Easter is coming. The celebration this year seems very downplayed as COVID restrictions are still in place. Many are vaccinated but many are not. So we must still be careful. In all honesty, Resurrection Sunday is best celebrated in your heart anyway. It is of greater impact if it involves a one-on-one encounter with the risen Lord!! Jesus died for the masses who would one day turn to Him in faith, but He died for me personally as well, so that I might live with Him for eternity. While I will enjoy a corporate celebration with the few that make it out to church on Easter Sunday, I plan to spend many days in inner-contemplation of exactly what it means to be on the side of the resurrection that sees what Christ did in all its fullness!!
Working at a church, this is a busy season for sure. Where we used to see over 1500 congregants over the many Easter services we have, this year we are restricted to way fewer with the need to social distance. I plan to watch the reservation numbers and stay home if it gets too full, allowing those who want to come to do so. I am good either way. Being fully vaccinated means I am not concerned at all for myself, but want to be considerate of those who still await their shots. I must say, my taste was certainly whetted after attending the Good Friday service. So appropriately somber and, yet, anticipatory!!
I am still struggling with many things, one of them being a very unusual season of anxiety. I am not an anxious person at all. Like, if I had to say one thing that was furthest from my radar, it would be feelings of anxiety? But for some months now, I have been struggling with just that?? It has taken me awhile to get it all neatly packed in a box so that I can identify it. But once God started walking me through the process, it became clear, but also very much a thing that I feel confident enough to deal with if I work patiently and in conjunction with my Savior.
It seems like the events that are causing me trouble are those that are not familiar, even though I can see that they aren’t necessarily scary in anyway. Today, I had to make a phone call that I had put off for awhile, partly because I was trying to determine a course of action; but I made the call this morning and it turned into a total blessing. But I allowed myself to get deep into some anxiety as i spent some days convincing myself to make the call!! I cannot tell you how unlike me this is??
Due to what I am thinking is arthritis, exacerbated by excess weight, I am just not able to do some things, and that makes me anxious as well.

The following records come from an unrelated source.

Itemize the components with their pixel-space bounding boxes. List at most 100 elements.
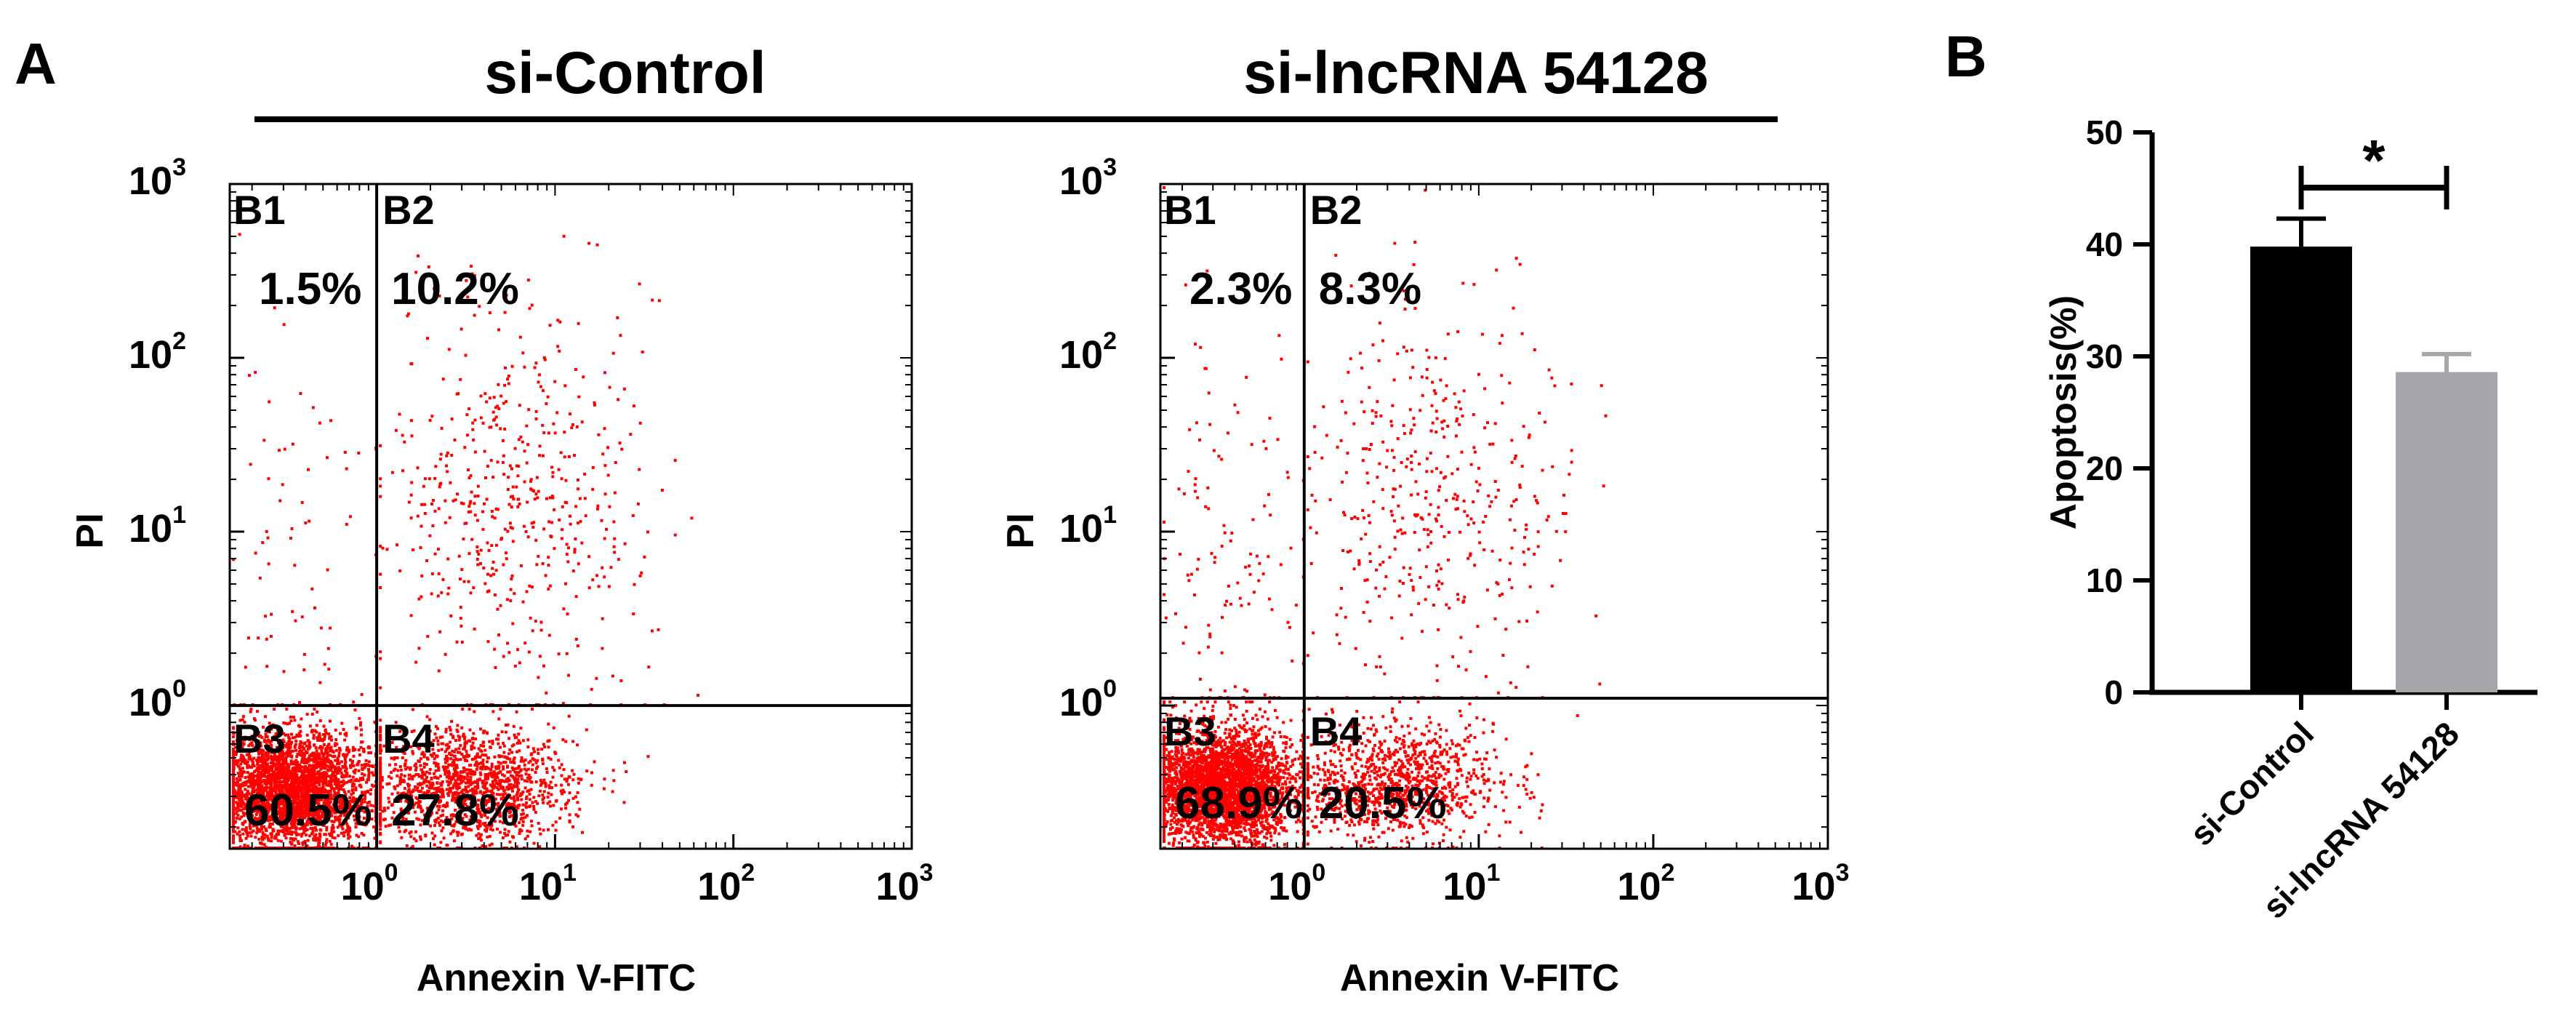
scatter-dot	[521, 809, 525, 812]
scatter-dot	[284, 733, 287, 737]
scatter-dot	[447, 586, 451, 590]
scatter-dot	[274, 732, 278, 735]
scatter-dot	[252, 717, 256, 721]
scatter-dot	[316, 738, 320, 742]
scatter-dot	[379, 770, 382, 774]
scatter-dot	[534, 361, 538, 365]
scatter-dot	[581, 831, 584, 834]
scatter-dot	[329, 759, 332, 763]
scatter-dot	[468, 739, 470, 743]
scatter-dot	[486, 572, 489, 576]
scatter-dot	[293, 735, 297, 739]
scatter-dot	[240, 775, 244, 778]
scatter-dot	[622, 801, 626, 804]
scatter-dot	[345, 780, 348, 784]
scatter-dot	[500, 796, 503, 800]
scatter-dot	[238, 798, 241, 801]
scatter-dot	[308, 741, 311, 745]
scatter-dot	[507, 382, 510, 385]
scatter-dot	[350, 778, 353, 782]
scatter-dot	[293, 844, 297, 848]
scatter-dot	[545, 767, 548, 771]
scatter-dot	[422, 791, 426, 794]
scatter-dot	[420, 782, 424, 785]
scatter-dot	[409, 493, 413, 497]
scatter-dot	[444, 765, 448, 769]
scatter-dot	[318, 681, 322, 684]
scatter-dot	[338, 748, 342, 752]
scatter-dot	[343, 809, 347, 812]
scatter-dot	[492, 770, 496, 774]
scatter-dot	[286, 793, 289, 796]
scatter-dot	[322, 815, 326, 818]
scatter-dot	[288, 754, 292, 758]
scatter-dot	[240, 753, 243, 757]
scatter-dot	[342, 819, 346, 823]
scatter-dot	[344, 801, 348, 804]
scatter-dot	[357, 760, 361, 763]
scatter-dot	[485, 827, 489, 831]
scatter-dot	[259, 735, 262, 737]
scatter-dot	[323, 833, 326, 836]
scatter-dot	[328, 749, 332, 753]
scatter-dot	[254, 823, 257, 827]
scatter-dot	[324, 841, 328, 844]
scatter-dot	[486, 835, 489, 839]
scatter-dot	[245, 826, 249, 830]
scatter-dot	[411, 844, 414, 848]
scatter-dot	[527, 650, 531, 654]
scatter-dot	[249, 783, 253, 786]
scatter-dot	[423, 512, 427, 515]
scatter-dot	[236, 826, 240, 830]
scatter-dot	[307, 810, 310, 813]
scatter-dot	[468, 768, 470, 772]
scatter-dot	[285, 708, 289, 711]
scatter-dot	[501, 460, 505, 464]
scatter-dot	[470, 745, 473, 748]
scatter-dot	[263, 761, 267, 764]
scatter-dot	[334, 748, 338, 752]
scatter-dot	[381, 785, 385, 789]
scatter-dot	[483, 729, 486, 733]
scatter-dot	[398, 569, 402, 572]
scatter-dot	[538, 828, 542, 831]
scatter-dot	[332, 787, 336, 791]
scatter-dot	[436, 755, 439, 759]
scatter-dot	[608, 505, 611, 508]
scatter-dot	[256, 777, 260, 781]
scatter-dot	[479, 394, 483, 398]
scatter-dot	[293, 815, 297, 819]
scatter-dot	[273, 753, 276, 756]
scatter-dot	[367, 760, 371, 764]
scatter-dot	[321, 775, 324, 779]
scatter-dot	[232, 753, 235, 756]
scatter-dot	[525, 769, 529, 772]
scatter-dot	[238, 845, 242, 849]
scatter-dot	[351, 745, 355, 749]
scatter-dot	[608, 385, 611, 389]
scatter-dot	[318, 838, 321, 841]
scatter-dot	[321, 811, 325, 814]
scatter-dot	[313, 708, 316, 711]
scatter-dot	[332, 764, 335, 767]
scatter-dot	[571, 825, 574, 828]
scatter-dot	[321, 760, 325, 764]
scatter-dot	[325, 789, 329, 793]
scatter-dot	[490, 765, 494, 769]
scatter-dot	[313, 772, 316, 776]
scatter-dot	[336, 797, 339, 800]
scatter-dot	[284, 766, 287, 769]
scatter-dot	[385, 737, 388, 741]
scatter-dot	[271, 759, 275, 762]
scatter-dot	[470, 537, 474, 541]
scatter-dot	[545, 691, 548, 695]
scatter-dot	[329, 800, 332, 804]
scatter-dot	[236, 832, 239, 836]
scatter-dot	[256, 810, 260, 814]
scatter-dot	[346, 825, 350, 828]
scatter-dot	[360, 728, 364, 732]
scatter-dot	[433, 776, 437, 780]
scatter-dot	[444, 750, 447, 753]
scatter-dot	[232, 740, 235, 743]
scatter-dot	[259, 804, 262, 808]
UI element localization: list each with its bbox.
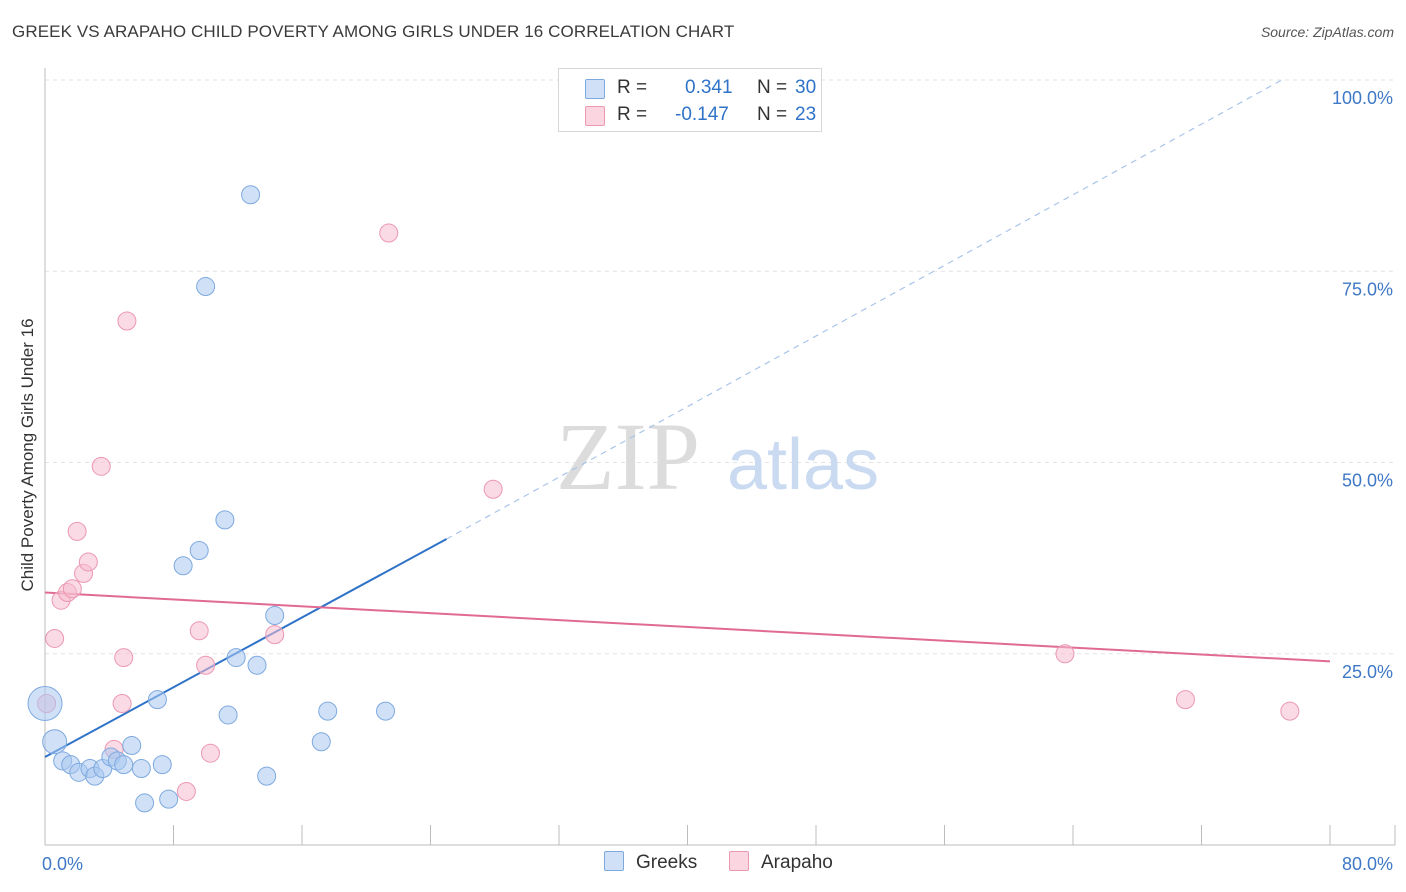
trend-line-greeks	[44, 538, 448, 758]
point-arapaho	[189, 621, 209, 641]
point-arapaho	[1175, 690, 1195, 710]
chart-title: GREEK VS ARAPAHO CHILD POVERTY AMONG GIR…	[12, 22, 735, 41]
point-greeks	[218, 705, 238, 725]
point-arapaho	[62, 579, 82, 599]
point-arapaho	[91, 456, 111, 476]
y-tick-label: 50.0%	[1342, 471, 1393, 491]
point-arapaho	[379, 223, 399, 243]
point-greeks	[173, 556, 193, 576]
point-greeks	[318, 701, 338, 721]
point-arapaho	[67, 521, 87, 541]
point-arapaho	[196, 655, 216, 675]
correlation-legend: R = 0.341 N = 30 R = -0.147 N = 23	[558, 68, 822, 132]
point-arapaho	[45, 628, 65, 648]
point-arapaho	[114, 648, 134, 668]
point-arapaho	[78, 552, 98, 572]
point-greeks	[159, 789, 179, 809]
point-arapaho	[483, 479, 503, 499]
y-tick-label: 100.0%	[1332, 88, 1393, 108]
point-arapaho	[1280, 701, 1300, 721]
point-greeks	[135, 793, 155, 813]
point-greeks	[257, 766, 277, 786]
legend-r-value: 0.341	[685, 77, 733, 98]
point-greeks	[122, 736, 142, 756]
legend-r-value: -0.147	[675, 104, 729, 125]
watermark-zip: ZIP	[556, 403, 700, 510]
point-greeks	[241, 185, 261, 205]
y-tick-label: 25.0%	[1342, 662, 1393, 682]
watermark-atlas: atlas	[727, 425, 879, 505]
y-tick-label: 75.0%	[1342, 279, 1393, 299]
point-arapaho	[1055, 644, 1075, 664]
point-arapaho	[117, 311, 137, 331]
watermark: ZIP atlas	[556, 403, 879, 510]
legend-swatch-arapaho	[585, 106, 605, 126]
legend-swatch-greeks	[604, 851, 624, 871]
point-greeks	[114, 755, 134, 775]
data-points	[27, 185, 1300, 813]
source-label: Source: ZipAtlas.com	[1260, 24, 1394, 40]
point-arapaho	[112, 693, 132, 713]
legend-label-arapaho: Arapaho	[761, 852, 833, 873]
point-greeks	[42, 729, 68, 755]
point-greeks	[147, 690, 167, 710]
legend-n-label: N =	[757, 104, 788, 125]
point-arapaho	[176, 781, 196, 801]
axes	[44, 68, 1396, 846]
legend-greeks: Greeks	[604, 851, 697, 874]
point-greeks	[215, 510, 235, 530]
legend-arapaho: Arapaho	[729, 851, 833, 874]
point-greeks	[27, 685, 63, 721]
point-greeks	[265, 606, 285, 625]
legend-n-value: 23	[795, 104, 817, 125]
point-arapaho	[265, 625, 285, 645]
point-greeks	[189, 540, 209, 560]
y-axis-label: Child Poverty Among Girls Under 16	[18, 318, 37, 592]
legend-n-value: 30	[795, 77, 817, 98]
point-greeks	[311, 732, 331, 752]
legend-swatch-greeks	[585, 79, 605, 99]
tick-labels: 25.0% 50.0% 75.0% 100.0% 0.0% 80.0%	[42, 88, 1393, 874]
trend-line-arapaho	[44, 591, 1331, 663]
point-greeks	[196, 277, 216, 297]
point-greeks	[131, 759, 151, 778]
legend-r-label: R =	[617, 77, 648, 98]
legend-n-label: N =	[757, 77, 788, 98]
legend-label-greeks: Greeks	[636, 852, 698, 873]
x-tick-label: 80.0%	[1342, 854, 1393, 874]
point-greeks	[226, 648, 246, 668]
point-arapaho	[200, 743, 220, 763]
trend-line-greeks-extension	[446, 79, 1283, 540]
x-tick-label: 0.0%	[42, 854, 83, 874]
legend-swatch-arapaho	[729, 851, 749, 871]
grid-lines	[45, 79, 1395, 655]
legend-r-label: R =	[617, 104, 648, 125]
point-greeks	[152, 755, 172, 775]
point-greeks	[247, 655, 267, 675]
point-greeks	[376, 701, 396, 721]
trend-lines	[44, 79, 1331, 758]
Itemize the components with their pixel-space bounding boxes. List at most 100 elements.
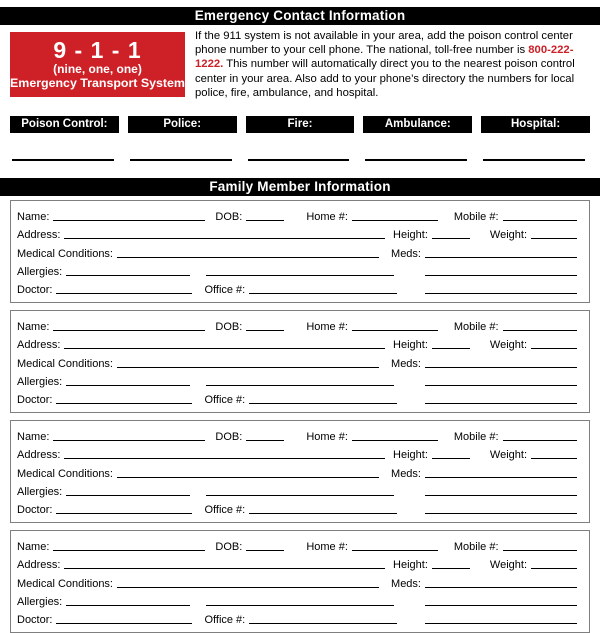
height-line[interactable] xyxy=(431,458,470,460)
medical-conditions-line[interactable] xyxy=(117,586,380,588)
contact-fill-line-poison-control[interactable] xyxy=(12,159,114,162)
meds-label: Meds: xyxy=(391,247,421,260)
meds-extra-line-1[interactable] xyxy=(425,384,577,386)
address-line[interactable] xyxy=(64,568,386,570)
address-line[interactable] xyxy=(64,238,386,240)
dob-line[interactable] xyxy=(246,440,285,442)
meds-extra-line-1[interactable] xyxy=(425,604,577,606)
meds-extra-line-2[interactable] xyxy=(425,403,577,405)
dob-line[interactable] xyxy=(246,220,285,222)
height-line[interactable] xyxy=(431,238,470,240)
dob-line[interactable] xyxy=(246,330,285,332)
weight-line[interactable] xyxy=(531,238,577,240)
contact-label-ambulance: Ambulance: xyxy=(363,116,473,134)
contact-fill-line-fire[interactable] xyxy=(247,159,350,162)
meds-line[interactable] xyxy=(425,256,577,258)
member-row-doctor: Doctor: Office #: xyxy=(17,389,577,406)
911-number: 9 - 1 - 1 xyxy=(53,36,142,63)
911-box: 9 - 1 - 1 (nine, one, one) Emergency Tra… xyxy=(10,32,185,97)
meds-line[interactable] xyxy=(425,476,577,478)
height-line[interactable] xyxy=(431,568,470,570)
contact-fill-line-hospital[interactable] xyxy=(483,159,585,162)
contact-fill-line-ambulance[interactable] xyxy=(365,159,468,162)
office-phone-line[interactable] xyxy=(249,293,398,295)
meds-extra-line-2[interactable] xyxy=(425,513,577,515)
contact-fill-line-police[interactable] xyxy=(129,159,232,162)
name-line[interactable] xyxy=(53,330,206,332)
meds-extra-line-2[interactable] xyxy=(425,293,577,295)
name-label: Name: xyxy=(17,211,50,224)
home-phone-line[interactable] xyxy=(351,220,438,222)
height-label: Height: xyxy=(393,339,428,352)
name-label: Name: xyxy=(17,431,50,444)
office-phone-line[interactable] xyxy=(249,513,398,515)
family-member-block: Name: DOB: Home #: Mobile #: Address: He… xyxy=(10,310,590,414)
meds-extra-line-2[interactable] xyxy=(425,623,577,625)
office-phone-line[interactable] xyxy=(249,623,398,625)
allergies-label: Allergies: xyxy=(17,595,63,608)
doctor-line[interactable] xyxy=(56,293,193,295)
911-system-label: Emergency Transport System xyxy=(10,76,185,91)
home-phone-line[interactable] xyxy=(351,550,438,552)
allergies-line[interactable] xyxy=(66,384,191,386)
medical-conditions-label: Medical Conditions: xyxy=(17,577,113,590)
allergies-label: Allergies: xyxy=(17,265,63,278)
name-line[interactable] xyxy=(53,550,206,552)
poison-control-instructions: If the 911 system is not available in yo… xyxy=(195,29,588,100)
weight-line[interactable] xyxy=(531,458,577,460)
home-phone-label: Home #: xyxy=(306,211,348,224)
dob-label: DOB: xyxy=(215,431,243,444)
doctor-line[interactable] xyxy=(56,403,193,405)
meds-extra-line-1[interactable] xyxy=(425,494,577,496)
medical-conditions-line[interactable] xyxy=(117,366,380,368)
height-line[interactable] xyxy=(431,348,470,350)
contact-column-poison-control: Poison Control: xyxy=(10,116,119,162)
home-phone-label: Home #: xyxy=(306,541,348,554)
address-label: Address: xyxy=(17,229,61,242)
home-phone-label: Home #: xyxy=(306,431,348,444)
doctor-line[interactable] xyxy=(56,513,193,515)
allergies-line[interactable] xyxy=(66,604,191,606)
name-line[interactable] xyxy=(53,440,206,442)
mobile-phone-line[interactable] xyxy=(502,440,577,442)
top-911-section: 9 - 1 - 1 (nine, one, one) Emergency Tra… xyxy=(10,29,588,100)
member-row-address: Address: Height: Weight: xyxy=(17,334,577,351)
name-label: Name: xyxy=(17,541,50,554)
medical-conditions-line[interactable] xyxy=(117,256,380,258)
contact-column-ambulance: Ambulance: xyxy=(363,116,473,162)
member-row-identity: Name: DOB: Home #: Mobile #: xyxy=(17,206,577,223)
height-label: Height: xyxy=(393,449,428,462)
home-phone-line[interactable] xyxy=(351,440,438,442)
allergies-extra-line[interactable] xyxy=(206,604,395,606)
member-row-address: Address: Height: Weight: xyxy=(17,444,577,461)
mobile-phone-line[interactable] xyxy=(502,220,577,222)
meds-line[interactable] xyxy=(425,586,577,588)
911-words: (nine, one, one) xyxy=(53,61,142,76)
member-row-doctor: Doctor: Office #: xyxy=(17,499,577,516)
dob-line[interactable] xyxy=(246,550,285,552)
office-phone-line[interactable] xyxy=(249,403,398,405)
doctor-line[interactable] xyxy=(56,623,193,625)
allergies-line[interactable] xyxy=(66,274,191,276)
home-phone-line[interactable] xyxy=(351,330,438,332)
address-label: Address: xyxy=(17,449,61,462)
meds-line[interactable] xyxy=(425,366,577,368)
allergies-extra-line[interactable] xyxy=(206,494,395,496)
mobile-phone-label: Mobile #: xyxy=(453,541,499,554)
weight-line[interactable] xyxy=(531,348,577,350)
contact-label-fire: Fire: xyxy=(245,116,355,134)
allergies-extra-line[interactable] xyxy=(206,274,395,276)
member-row-allergies: Allergies: xyxy=(17,261,577,278)
allergies-extra-line[interactable] xyxy=(206,384,395,386)
mobile-phone-line[interactable] xyxy=(502,550,577,552)
name-line[interactable] xyxy=(53,220,206,222)
mobile-phone-line[interactable] xyxy=(502,330,577,332)
address-line[interactable] xyxy=(64,348,386,350)
address-line[interactable] xyxy=(64,458,386,460)
meds-extra-line-1[interactable] xyxy=(425,274,577,276)
mobile-phone-label: Mobile #: xyxy=(453,321,499,334)
medical-conditions-line[interactable] xyxy=(117,476,380,478)
weight-line[interactable] xyxy=(531,568,577,570)
doctor-label: Doctor: xyxy=(17,614,53,627)
allergies-line[interactable] xyxy=(66,494,191,496)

I also have a lot of changes on the horizon and I will need to adjust to some new normals; not bad normals, just new normals. I will have the house to myself throughout the week starting in late August when my youngest heads to graduate school. She plans to come home most weekends to continue in her current job. She will be living with her big sister, brother-in-law and nephew, who have a great attic space for her!! Such a God-provision!!
In the meantime, there is college graduation. Oh and an ever-fluctuating work schedule that I don’t love. Well, the ever-fluctuating part. I would love for it to just be the same each month. I am going to check into the whole social security issue, as I turn that magic age in the fall, and many wiser-than-me people say take it as early as you can since it seems like it won’t be around a ton longer?? I have not looked into it with any detail yet, so that is on my radar for the not-too-distant future. Then I can say goodbye to my ever-fluctuating schedule?? Maybe?? But maybe not…
In my neck of the woods, we often joke that we can experience all four seasons in a day, This past week we had one of those days!! Went to bed after a day that started in the 60’s, fell to the 30’s by bedtime and gave way to snow the entire next day. So bizarre, right. Western PA folks joke about it all the time, and when those days arrive, it’s like a gifted day in all its weirdness!!
So want to hit publish before I call it a day. Happy Easter to everyone, or rather Happy Resurrection Day as I call it!!